5つの独立したエピソードが少しずつ重なり合いながらつながり、最終的に「家族という病」の全体像を浮かび上がらせる構成となっている。誰もが抱える「〇〇しなければいけない」という呪縛から自由になることの痛快さと恐ろしさを、ブラックユーモアと大胆なデフォルメを交えて描き出す。

売れっ子ミステリー作家・田原純一郎(藤本隆宏)は、強烈な妻・麻里子(友近)に人生を支配され、本来の才能を眠らせたままだ。定年後も母の期待を裏切れず、偽の重役を演じ続ける元エリートサラリーマン・松原雄二(寺泉憲)。彼は引きこもりになった息子を抱えながら、虚飾の人生を続けている。そして、有名女子高に通う黒木まりあ(廣井若葉)は、母・玲子(椿原愛)がAV女優だという噂が学校中に広がり、追い詰められていく。
3つの家族が抱える虚飾と欺瞞の前に現れたのは、裸体をテーマに文学賞を受賞した新鋭作家・藤田森(小出恵介)だった。公園で自由に暮らすホームレスの女性(渡辺えり)は、彼らとはまったく別の存在として静かに姿を現す。
安定という名の不自由か、孤独という名の自由か——。ある台風の夜、彼らの運命が激しく交錯していく。

大山監督は、本作を安易なハッピーエンドや、闇を暴いてカタルシスを得るだけの作品にはせず、淡々とした日常の中へ、ふと過激なデフォルメを差し込むことで、下重暁子のエッセイが持つ独特のリズムを映像として表現した。感情を過度に煽ることなく、まるで気温を伝えるかのように事実を静かに積み重ねながら、その奥に熱量と確かな決意を込めている。
また、「泣けた」「スカッとした」といった単純な感情の着地点を観客に与えるのではなく、「どう感じればいいのかわからない」という戸惑いそのものを突きつけることを目指したという。その戸惑いこそが、本作に対する正しい反応だと考えている。

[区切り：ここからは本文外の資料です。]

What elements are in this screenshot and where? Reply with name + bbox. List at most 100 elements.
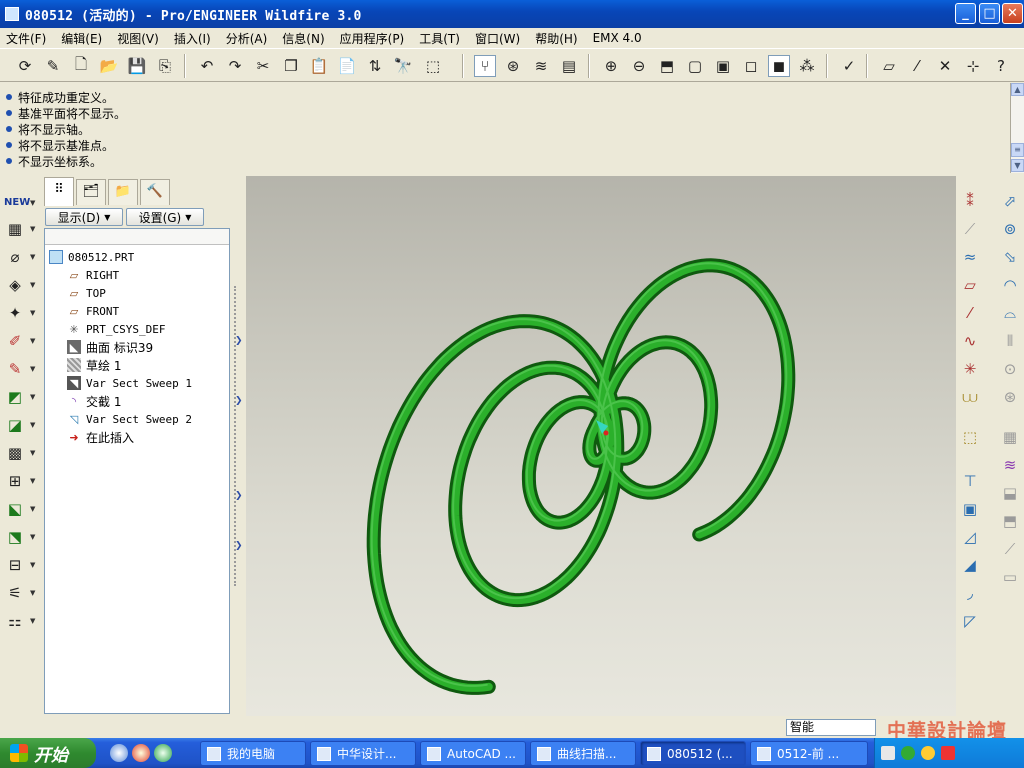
annotation-icon[interactable]: ⬚ <box>958 426 982 448</box>
tab-favorites[interactable]: 📁 <box>108 179 138 205</box>
menu-file[interactable]: 文件(F) <box>6 30 46 47</box>
shell-icon[interactable]: ◈ <box>4 274 26 296</box>
blend-icon[interactable]: ▩ <box>4 442 26 464</box>
chamfer-icon[interactable]: ◩ <box>4 386 26 408</box>
task-my-computer[interactable]: 我的电脑 <box>200 741 306 766</box>
repaint-icon[interactable]: ✓ <box>838 55 860 77</box>
tree-item-sweep-1[interactable]: ◥ Var Sect Sweep 1 <box>67 374 192 392</box>
redo-icon[interactable]: ↷ <box>224 55 246 77</box>
task-autocad[interactable]: AutoCAD ... <box>420 741 526 766</box>
hole-icon[interactable]: ⌀ <box>4 246 26 268</box>
tree-item-csys[interactable]: ✳ PRT_CSYS_DEF <box>67 320 165 338</box>
revolve-icon[interactable]: ⊚ <box>998 218 1022 240</box>
variable-sweep-icon[interactable]: ⫴ <box>998 330 1022 352</box>
task-proe[interactable]: 080512 (... <box>640 741 746 766</box>
datum-axis-display-icon[interactable]: ⁄ <box>906 55 928 77</box>
trim-icon[interactable]: ⚟ <box>4 582 26 604</box>
save-copy-icon[interactable]: ⎘ <box>154 55 176 77</box>
datum-point-display-icon[interactable]: ✕ <box>934 55 956 77</box>
zoom-in-icon[interactable]: ⊕ <box>600 55 622 77</box>
offset-icon[interactable]: ⚏ <box>4 610 26 632</box>
datum-plane-tool-icon[interactable]: ▱ <box>958 274 982 296</box>
media-player-icon[interactable] <box>132 744 150 762</box>
model-tree-toggle-icon[interactable]: ⑂ <box>474 55 496 77</box>
find-icon[interactable]: 🔭 <box>392 55 414 77</box>
rib-icon[interactable]: ✦ <box>4 302 26 324</box>
blend-tool-icon[interactable]: ◠ <box>998 274 1022 296</box>
menu-info[interactable]: 信息(N) <box>282 30 324 47</box>
maximize-button[interactable]: □ <box>979 3 1000 24</box>
paste-icon[interactable]: 📋 <box>308 55 330 77</box>
pattern-icon[interactable]: ⬕ <box>4 498 26 520</box>
mirror-icon[interactable]: ⬔ <box>4 526 26 548</box>
save-icon[interactable]: 💾 <box>126 55 148 77</box>
display-dropdown[interactable]: 显示(D) ▼ <box>45 208 123 226</box>
draft-tool-icon[interactable]: ⊤ <box>958 470 982 492</box>
collapse-arrow-icon[interactable]: ❯ <box>235 336 243 346</box>
offset-datum-icon[interactable]: ⟋ <box>958 218 982 240</box>
new-file-icon[interactable]: 🗋 <box>70 55 92 77</box>
scroll-thumb[interactable]: ≡ <box>1011 143 1024 157</box>
tree-item-insert-here[interactable]: ➜ 在此插入 <box>67 428 134 446</box>
tree-item-part[interactable]: 080512.PRT <box>49 248 134 266</box>
menu-help[interactable]: 帮助(H) <box>535 30 577 47</box>
paste-special-icon[interactable]: 📄 <box>336 55 358 77</box>
boundary-blend-icon[interactable]: ⌓ <box>998 302 1022 324</box>
regenerate-icon[interactable]: ⟳ <box>14 55 36 77</box>
tab-tools[interactable]: 🔨 <box>140 179 170 205</box>
csys-display-icon[interactable]: ⁂ <box>796 55 818 77</box>
sweep-tool-icon[interactable]: ⬂ <box>998 246 1022 268</box>
no-hidden-icon[interactable]: ◻ <box>740 55 762 77</box>
csys-tool-icon[interactable]: ✳ <box>958 358 982 380</box>
refit-icon[interactable]: ⬒ <box>656 55 678 77</box>
regenerate-manager-icon[interactable]: ⇅ <box>364 55 386 77</box>
browser-icon[interactable] <box>154 744 172 762</box>
task-0512[interactable]: 0512-前 ... <box>750 741 868 766</box>
sketch-tool-icon[interactable]: ≈ <box>958 246 982 268</box>
minimize-button[interactable]: _ <box>955 3 976 24</box>
collapse-arrow-icon[interactable]: ❯ <box>235 541 243 551</box>
round-tool-icon[interactable]: ◢ <box>958 554 982 576</box>
shading-icon[interactable]: ◼ <box>768 55 790 77</box>
analysis-feature-icon[interactable]: ⩊ <box>958 386 982 408</box>
message-scrollbar[interactable]: ▲ ≡ ▼ <box>1010 83 1024 173</box>
csys-toggle-icon[interactable]: ⊹ <box>962 55 984 77</box>
tree-item-sweep-2[interactable]: ◹ Var Sect Sweep 2 <box>67 410 192 428</box>
tree-item-surface[interactable]: ◣ 曲面 标识39 <box>67 338 153 356</box>
merge-icon[interactable]: ⊟ <box>4 554 26 576</box>
zoom-out-icon[interactable]: ⊖ <box>628 55 650 77</box>
scroll-up-icon[interactable]: ▲ <box>1011 83 1024 96</box>
layers-icon[interactable]: ≋ <box>530 55 552 77</box>
sweep-feature-icon[interactable]: ◪ <box>4 414 26 436</box>
new-feature-icon[interactable]: NEW <box>4 192 30 214</box>
cut-icon[interactable]: ✂ <box>252 55 274 77</box>
draft-icon[interactable]: ✐ <box>4 330 26 352</box>
start-button[interactable]: 开始 <box>0 738 96 768</box>
messenger-icon[interactable] <box>921 746 935 760</box>
chamfer-tool-icon[interactable]: ◞ <box>958 582 982 604</box>
task-sweep[interactable]: 曲线扫描... <box>530 741 636 766</box>
cosmetic-icon[interactable]: ⊞ <box>4 470 26 492</box>
menu-window[interactable]: 窗口(W) <box>475 30 520 47</box>
graph-icon[interactable]: ≋ <box>998 454 1022 476</box>
tree-item-top[interactable]: ▱ TOP <box>67 284 106 302</box>
navigator-splitter[interactable]: ❯ ❯ ❯ ❯ <box>232 176 246 716</box>
tab-layers[interactable]: 🗂 <box>76 179 106 205</box>
close-button[interactable]: ✕ <box>1002 3 1023 24</box>
tree-item-front[interactable]: ▱ FRONT <box>67 302 119 320</box>
graphics-viewport[interactable] <box>246 176 956 716</box>
menu-analysis[interactable]: 分析(A) <box>226 30 268 47</box>
copy-icon[interactable]: ❐ <box>280 55 302 77</box>
menu-tools[interactable]: 工具(T) <box>419 30 460 47</box>
tree-item-intersect[interactable]: ◝ 交截 1 <box>67 392 122 410</box>
network-icon[interactable] <box>901 746 915 760</box>
edit-definition-icon[interactable]: ✎ <box>42 55 64 77</box>
extrude-icon[interactable]: ▦ <box>4 218 26 240</box>
settings-dropdown[interactable]: 设置(G) ▼ <box>126 208 204 226</box>
spinal-bend-icon[interactable]: ⟋ <box>998 538 1022 560</box>
freeform-icon[interactable]: ▦ <box>998 426 1022 448</box>
datum-plane-display-icon[interactable]: ▱ <box>878 55 900 77</box>
scroll-down-icon[interactable]: ▼ <box>1011 159 1024 172</box>
selection-box-icon[interactable]: ⬚ <box>422 55 444 77</box>
view-manager-icon[interactable]: ▤ <box>558 55 580 77</box>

さらに、原作が持つ冷徹さや決して和解へと向かわない姿勢、「〇〇すべき」という価値観に縛られない強さ、そして家族という存在が生み出す残酷な束縛を損なうことなく、小説という文学を映画という異なる言語へと“翻訳”。原作を忠実になぞるのではなく、その本質を未来へと生き延びさせるため、複数のエピソードを重ね合わせながら、観客が少しずつ気づきを得られる構成を採用した。

■下重暁子監督
【Director’s statement】“この映画は、沈黙を破るための5発の銃弾です。公開されたら大炎上するかもしれませんが、それでいい。今、この時代に必要なのは、そんな作品だと信じています。「家族という病」が、あなたの当たり前にどんな一撃をくれるか──ぜひ、体感してください。”

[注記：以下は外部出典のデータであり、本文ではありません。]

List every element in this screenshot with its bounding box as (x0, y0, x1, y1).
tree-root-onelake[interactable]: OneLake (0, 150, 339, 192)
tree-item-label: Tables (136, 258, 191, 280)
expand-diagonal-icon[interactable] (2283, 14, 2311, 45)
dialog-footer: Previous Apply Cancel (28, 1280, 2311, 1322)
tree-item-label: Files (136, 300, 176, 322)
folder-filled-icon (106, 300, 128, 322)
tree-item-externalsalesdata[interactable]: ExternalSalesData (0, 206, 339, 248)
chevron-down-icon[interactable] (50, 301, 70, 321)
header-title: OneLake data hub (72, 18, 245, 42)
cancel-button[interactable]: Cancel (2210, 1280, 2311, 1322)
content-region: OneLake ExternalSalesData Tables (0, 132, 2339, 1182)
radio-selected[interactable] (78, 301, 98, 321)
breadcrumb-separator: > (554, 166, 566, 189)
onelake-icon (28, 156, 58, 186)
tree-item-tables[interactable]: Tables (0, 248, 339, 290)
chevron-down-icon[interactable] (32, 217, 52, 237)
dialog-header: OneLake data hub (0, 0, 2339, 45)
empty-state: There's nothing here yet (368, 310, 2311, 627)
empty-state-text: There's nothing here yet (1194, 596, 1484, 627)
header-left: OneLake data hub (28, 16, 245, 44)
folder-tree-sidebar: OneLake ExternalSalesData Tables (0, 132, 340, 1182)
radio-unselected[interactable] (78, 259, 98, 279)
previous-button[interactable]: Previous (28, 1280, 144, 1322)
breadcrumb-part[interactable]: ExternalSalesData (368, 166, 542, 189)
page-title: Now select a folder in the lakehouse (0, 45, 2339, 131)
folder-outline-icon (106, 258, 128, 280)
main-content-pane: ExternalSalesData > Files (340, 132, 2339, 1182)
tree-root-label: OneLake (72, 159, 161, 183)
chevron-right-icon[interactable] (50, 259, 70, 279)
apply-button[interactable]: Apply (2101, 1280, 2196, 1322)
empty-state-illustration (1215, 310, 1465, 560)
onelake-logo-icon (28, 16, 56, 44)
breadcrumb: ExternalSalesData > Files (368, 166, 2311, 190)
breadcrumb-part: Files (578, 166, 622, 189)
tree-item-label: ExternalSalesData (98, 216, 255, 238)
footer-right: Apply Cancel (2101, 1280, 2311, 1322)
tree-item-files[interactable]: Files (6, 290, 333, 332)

一番近いはずの家族のことをあなたは良く知っているだろうか? 本当のことを知らないのではないか。家族という病、映画と原作は別物だからこそ新しい発見がある。
■藤本隆宏
天才と奇人の狭間で佇み、その感性のみで自らこの映画の企画、そして撮影をし続けた大山千賀子氏。スタッフとの意見の相違、俳優陣との激しい議論は数知れず…。しかしこの先鋭的で狂気すれすれの感性は誰もが持っているものではなく、その才能はこの『家族という病』には必要不可欠であった。
何よりも彼女には底知れない愛があり、作品にかける激しい思いと信念があった。誰をも凌駕するその情熱は恐ろしく、近寄りがたくもあったが、そんな憎めない愛しい監督と作品を一緒に造り上げてこれた事、今は自分の大きな財産となっている。

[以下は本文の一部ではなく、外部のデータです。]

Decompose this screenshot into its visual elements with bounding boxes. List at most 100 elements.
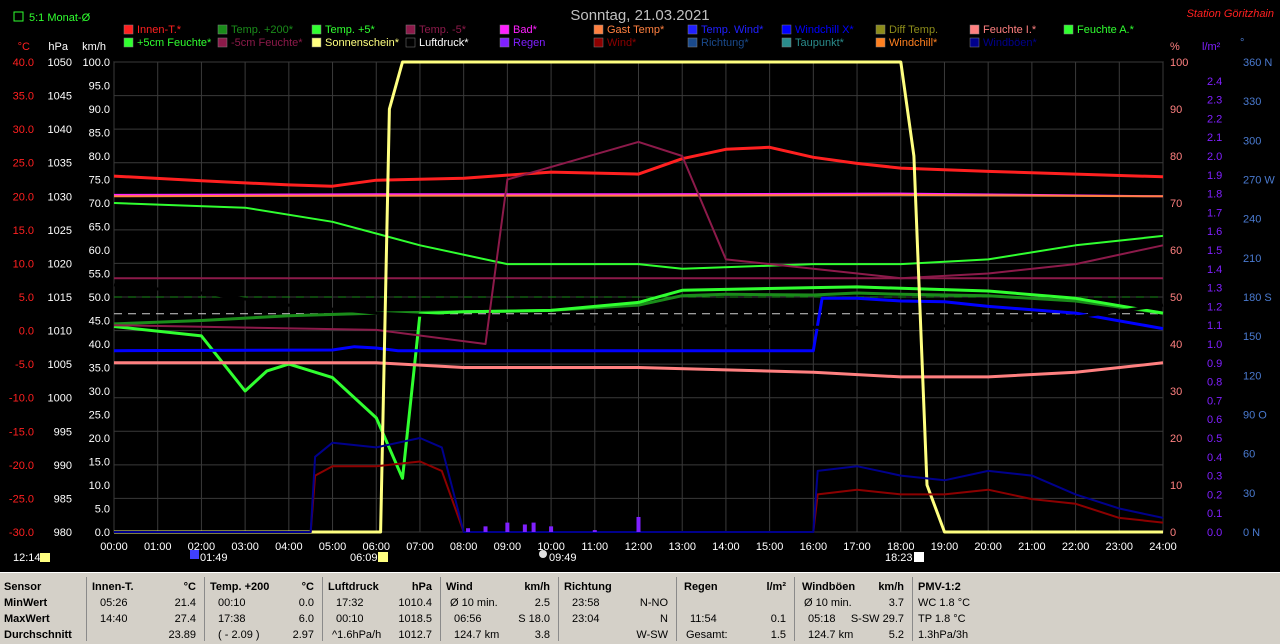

こだわりの画や色彩、情念、憤懣、抑圧、解放などの感情の表出をこだわって納得いくまで制約の許す限り追い求め、じっと天候と光、そして俳優の気持ちを待ち、撮影してくれた。ほぼ一発撮りの大木と私の裸体のシーンは特に印象に残っている。
天から授かった計り知れない才能をいかんなく発揮し創られた本作品。見た方はきっと大山監督の不思議な世界観の虜になり、「家族」というものを考えさせられる一石になると思う。
■小夏いっこ
家族だからこその苦しさなどあるし、共感できる部分もあり、自分の家族との関係を考えさせられる作品です。適切な距離感が大切なのだと思いました。
■椿原愛
玲子を演じさせていただきました。子どもは親の生き写しなのかもしれません。大切にしたいと思っていても、そしてそれを行動に移しているつもりでも相手に伝わらないことがほとんどです。ただ、玲子の中にある真実は、単純に子どもに対する愛だったと思っています。
■豊島心桜
「家族」というものは時に支えであり、時に病のようにまとわりつく存在だと感じています。曖昧で、厄介で、それでも確かにそこにあるものだと思っています。そのありのままの温度感を触れに映画『家族という病』ぜひ劇場に見にきてください。
■Kazuo”Deka”Nishino(アシスタントプロデューサー)
映画評論の専門家ではないので、映画そのものの中身については他の方にお任せして、僕は製作の舞台裏について触れたいと思います。
数年前、お世話になっているスタイリストの方から「友人が映画を撮るから手伝ってくれない?」とお話をいただき、お会いしたのが大山監督でした。初対面での印象は、とにかく“ブッ飛んだ監督さん”。ですが、それ以上に「いい映像を創ろう」という熱意が凄まじく、そのパワーに引き込まれてお手伝いさせていただくことになりました。
撮影が行われたのは、確か数年前の例の世界的な疾病の影響が強かった頃。監督と何度も議論したり、製作費の問題でやりたいことがやれなかったり作品を創ると言うことが大変な作業であることを痛感しました。
今回、この映画が完成して、こうして劇場公開されたのは監督の持つパワーだと思います。少しだけ内容に触れると、万人受けする作品ではありません。解釈は見る人それぞれで変わるとも思います。原作を知っている方は、原作との比較も楽しいかもしれません。自分個人的には、今まで色々な物の製作に関わってきましたが、映画製作は初めてだったので貴重な経験をさせて頂けた事に感謝です。
■友近
下重さんの著書「家族という病」が好きで、この作品が映画になると聞いてしかも自分がキャスティングされたことに驚きました。どこの家庭でも抱えている家族の問題、細かいリアリズムが共感でき一気に読み終えたのを覚えてます。ぜひ映像化された作品もご覧ください。
『家族という病』は現在公開中。